少年沉默了一會,從黑暗的角落中站起身緩緩走出來。
“昨天?”他歪頭看著蘇珮,蒼白精致的臉上帶著淤青,嘴角還有血跡,神色有幾分異樣。
蘇珮這時也反應過來不對,因為少年身上的衣服已經不是昨天那套,雖然樣子看起來依然有些狼狽,但一點不像昨天還病的起不來床的人。
心裏冒出一個荒謬的想法,她試探問道:“你這裏過去多久?”
“已過一月。”
少年漆黑瞳孔直勾勾盯著她,“為什麼救我?”
空洞嘶啞的聲音聽起來極為不近人情,蘇珮反問:“見死不救非人所為,你病了,我又恰好有能力可以救你,為什麼不救呢?”
少年扯了扯唇角,眼神透露出幾分嘲諷,“你知道我是什麼身份?”
蘇珮搖搖頭,她連這扇門通往什麼地方都不知道,怎麼會知道這個少年的身份。
“那我告訴你。”少年逼近一步,眼底浮現一縷幾不可見的殺意。
“我是天澤十三皇子,江羨淳。”
最後三個字他一字一句念出來。
蘇珮眨眨眼,腦子裏第一時間反應過來。
“這裏是皇宮?!”
江羨淳沒想到她說出的竟然是這句話,但那吃驚的模樣不似作偽。
他收斂眼底的殺意,眯起雙眸腦中想到她方才憑空出現在房間的模樣,神色有些莫測。
但他並沒有問。
在宮裏掙紮求生這麼多年,他早明白有些事知道太多不是好事。
最起碼,他能感覺到眼前這個女人對他沒有惡意。
“如果沒事,趁早離開這裏。”
江羨淳轉身走回黑暗之中,蘇珮注意到他一條胳膊垂在身側還在滴著血。
“你受傷了?”
“與你無關。”冰冷的聲音從黑暗中傳來。
蘇珮歎口氣,江羨淳看起來才十來歲,身高堪堪到她肩膀,身材更是瘦削無比,雖然穿的錦衣華服,可一眼看去便能知他過的並不好。
可他一個皇子怎麼會淪落至此?
抱著這種想法,蘇珮也不忌諱他,轉身回了空間,取出藥物慢慢走到少年身邊。
江羨淳冷眼看著她的舉動,直到她神情專注動作輕柔的開始為他處理手上的傷時,他猛地收回手。

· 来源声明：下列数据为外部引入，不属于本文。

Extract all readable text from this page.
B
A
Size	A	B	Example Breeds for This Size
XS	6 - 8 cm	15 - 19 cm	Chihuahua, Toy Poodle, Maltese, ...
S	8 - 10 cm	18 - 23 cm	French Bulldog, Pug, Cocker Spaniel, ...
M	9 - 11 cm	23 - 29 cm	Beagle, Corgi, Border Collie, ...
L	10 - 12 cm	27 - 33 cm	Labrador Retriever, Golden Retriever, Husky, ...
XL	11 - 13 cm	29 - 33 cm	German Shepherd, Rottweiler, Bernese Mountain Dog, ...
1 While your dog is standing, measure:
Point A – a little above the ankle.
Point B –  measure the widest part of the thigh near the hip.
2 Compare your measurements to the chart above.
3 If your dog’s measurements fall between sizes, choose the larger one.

“我給不了你想要的,如果你是想從我身上得到什麼,那隻能說你找錯人了。”
蘇珮一把抓過他的手,瞪了他一眼,繼續處理他手上的傷,“我怎麼出現的你也看到了,你覺得以我的能力能圖你什麼?”
江羨淳臉色一僵,抿緊蒼白的唇將臉扭到一邊。
“好了,差一點就傷到骨頭了,這段時間注意別沾水......”
她絮絮叨叨說了一堆,江羨淳默默垂眸。
“咕嚕。”
一陣怪異的聲音響起,蘇珮看向他的肚子,江羨淳蒼白的臉瞬間浮現一抹淡淡的紅,就連耳尖都泛著紅。
“餓了?”
蘇珮好笑的看著他,這不就是叛逆期的小孩子嘛。
“等著。”
說著回到實驗室又熱了四個包子拿了一瓶水。
她沒看到,在她消失後蜷縮在角落裏的少年目不轉睛盯著她離開的地方,直到她再次出現才別扭的移開視線。
“喏,吃吧。”
將包子和擰開瓶蓋的水遞到他手裏,蘇珮笑眯眯看著他。
江羨淳沉默片刻才無聲吃起包子。
他吃的很慢,像是每一口都在細細品味,動作也很好看。
蘇珮站起身走到破敗的門窗處往外張望,隻能看到房間外麵是一個雜草叢生的庭院,像是許久都沒人住過。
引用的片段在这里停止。